10:58 p.m. EDT, September 16, 2009
BOSTON (AP) — Mary Travers, who as one-third of the hugely popular 1960s folk trio Peter, Paul and Mary helped popularize such tunes as "Puff (The Magic Dragon)" and "If I Had a Hammer," died in a Connecticut hospital Wednesday after battling leukemia for several years. She was 72.
The band's publicist, Heather Lylis, said Travers died at Danbury Hospital.
Bandmate Peter Yarrow said that in her final months, Travers handled her declining health with bravery and generosity, showing her love to friends and family "with great dignity and without restraint."
"It was, as Mary always was, honest and completely authentic," he said. "That's the way she sang, too; honestly and with complete authenticity."
Noel "Paul" Stookey, the trio's other member, praised Travers for her inspiring activism, "especially in her defense of the defenseless."
"I am deadened and heartsick beyond words to consider a life without Mary Travers and honored beyond my wildest dreams to have shared her spirit and her career," he said.
Mary Allin Travers was born on Nov. 9, 1936 in Louisville, Ky., the daughter of journalists who moved the family to Manhattan's bohemian Greenwich Village.
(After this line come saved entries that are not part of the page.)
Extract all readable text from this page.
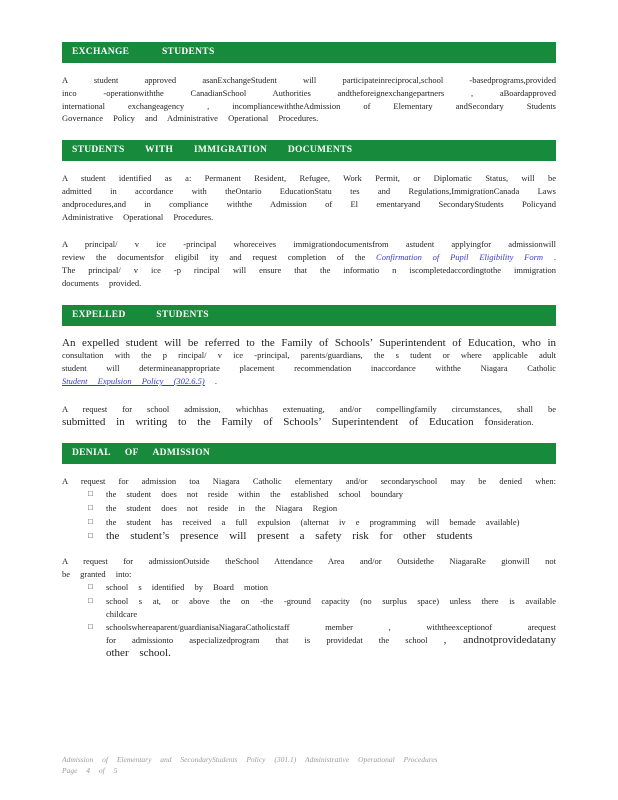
EXCHANGE STUDENTS
A student approved asanExchangeStudent will participateinreciprocal,school -basedprograms,provided
inco -operationwiththe CanadianSchool Authorities andtheforeignexchangepartners , aBoardapproved
international exchangeagency , incompliancewiththeAdmission of Elementary andSecondary Students
Governance Policy and Administrative Operational Procedures.
STUDENTS WITH IMMIGRATION DOCUMENTS
A student identified as a: Permanent Resident, Refugee, Work Permit, or Diplomatic Status, will be
admitted in accordance with theOntario EducationStatu tes and Regulations,ImmigrationCanada Laws
andprocedures,and in compliance withthe Admission of El ementaryand SecondaryStudents Policyand
Administrative Operational Procedures.
A principal/ v ice -principal whoreceives immigrationdocumentsfrom astudent applyingfor admissionwill
review the documentsfor eligibil ity and request completion of the Confirmation of Pupil Eligibility Form .
The principal/ v ice -p rincipal will ensure that the informatio n iscompletedaccordingtothe immigration
documents provided.
EXPELLED STUDENTS
An expelled student will be referred to the Family of Schools’ Superintendent of Education, who in
consultation with the p rincipal/ v ice -principal, parents/guardians, the s tudent or where applicable adult
student will determineanappropriate placement recommendation inaccordance withthe Niagara Catholic
Student Expulsion Policy (302.6.5) .
A request for school admission, whichhas extenuating, and/or compellingfamily circumstances, shall be
submitted in writing to the Family of Schools’ Superintendent of Education fonsideration.
DENIAL OF ADMISSION
A request for admission toa Niagara Catholic elementary and/or secondaryschool may be denied when:
□	the student does not reside within the established school boundary
□	the student does not reside in the Niagara Region
□	the student has received a full expulsion (alternat iv e programming will bemade available)
□	the student’s presence will present a safety risk for other students
A request for admissionOutside theSchool Attendance Area and/or Outsidethe NiagaraRe gionwill not
be granted into:
□	school s identified by Board motion
□	school s at, or above the on -the -ground capacity (no surplus space) unless there is available
childcare
□	schoolswhereaparent/guardianisaNiagaraCatholicstaff member , withtheexceptionof arequest
for admissionto aspecializedprogram that is providedat the school , andnotprovidedatany
other school.
Admission of Elementary and SecondaryStudents Policy (301.1) Administrative Operational Procedures
Page 4 of 5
She quickly became enamored with folk performers like the Weavers, and was soon performing with Pete Seeger, a founding member of the Weavers who lived in the same building as the Travers family.
With a group called the Song Swappers, Travers backed Seeger on one album and two shows at Carnegie Hall. She also appeared (as one of a group of folk singers) in a short-lived 1958 Broadway show called "The Next President," starring comedian Mort Sahl.
It wasn't until she met up with Yarrow and Stookey that Travers would taste success on her own. Yarrow was managed by Albert B. Grossman, who later worked in the same capacity for Bob Dylan.
In the book "Positively 4th Street" by David Hajdu, Travers recalled that Grossman's strategy was to "find a nobody that he could nurture and make famous."
The budding trio, boosted by the arrangements of Milt Okun, spent seven months rehearsing in her Greenwich Village apartment before their 1961 public debut at the Bitter End.
Their beatnik look — a tall blonde flanked by a pair of goateed guitarists — was a part of their initial appeal. As The New York Times critic Robert Shelton put it not long afterward, "Sex appeal as a keystone for a folk-song group was the idea of the group's manager ... who searched for months for 'the girl' until he decided on Miss Travers."
The trio mingled their music with liberal politics, both onstage and off. Their version of "If I Had a Hammer" became an anthem for racial equality. Other hits included "Lemon Tree," ''Leaving on a Jet Plane" and "Puff (The Magic Dragon.)"
They were early champions of Dylan and performed his "Blowin' in the Wind" at the August 1963 March on Washington.
And they were vehement in their opposition to the Vietnam War, managing to stay true to their liberal beliefs while creating music that resonated in the American mainstream.
The group collected five Grammy Awards for their three-part harmony on enduring songs like "Leaving on a Jet Plane," ''Puff (The Magic Dragon)" and "Blowin' in the Wind."
At one point in 1963, three of their albums were in the top six Billboard best-selling LPs as they became the biggest stars of the folk revival movement.
It was heady stuff for a trio that had formed in the early 1960s in Greenwich Village, running through simple tunes like "Mary Had a Little Lamb."
Their debut album came out in 1962, and immediately scored a pair of hits with their versions of "If I Had a Hammer" and "Lemon Tree." The former won them Grammys for best folk recording, and best performance by a vocal group.
"Moving" was the follow-up, including the hit tale of innocence lost, "Puff (The Magic Dragon)" — which reached No. 2 on the charts, and generated since-discounted reports that it was an ode to marijuana.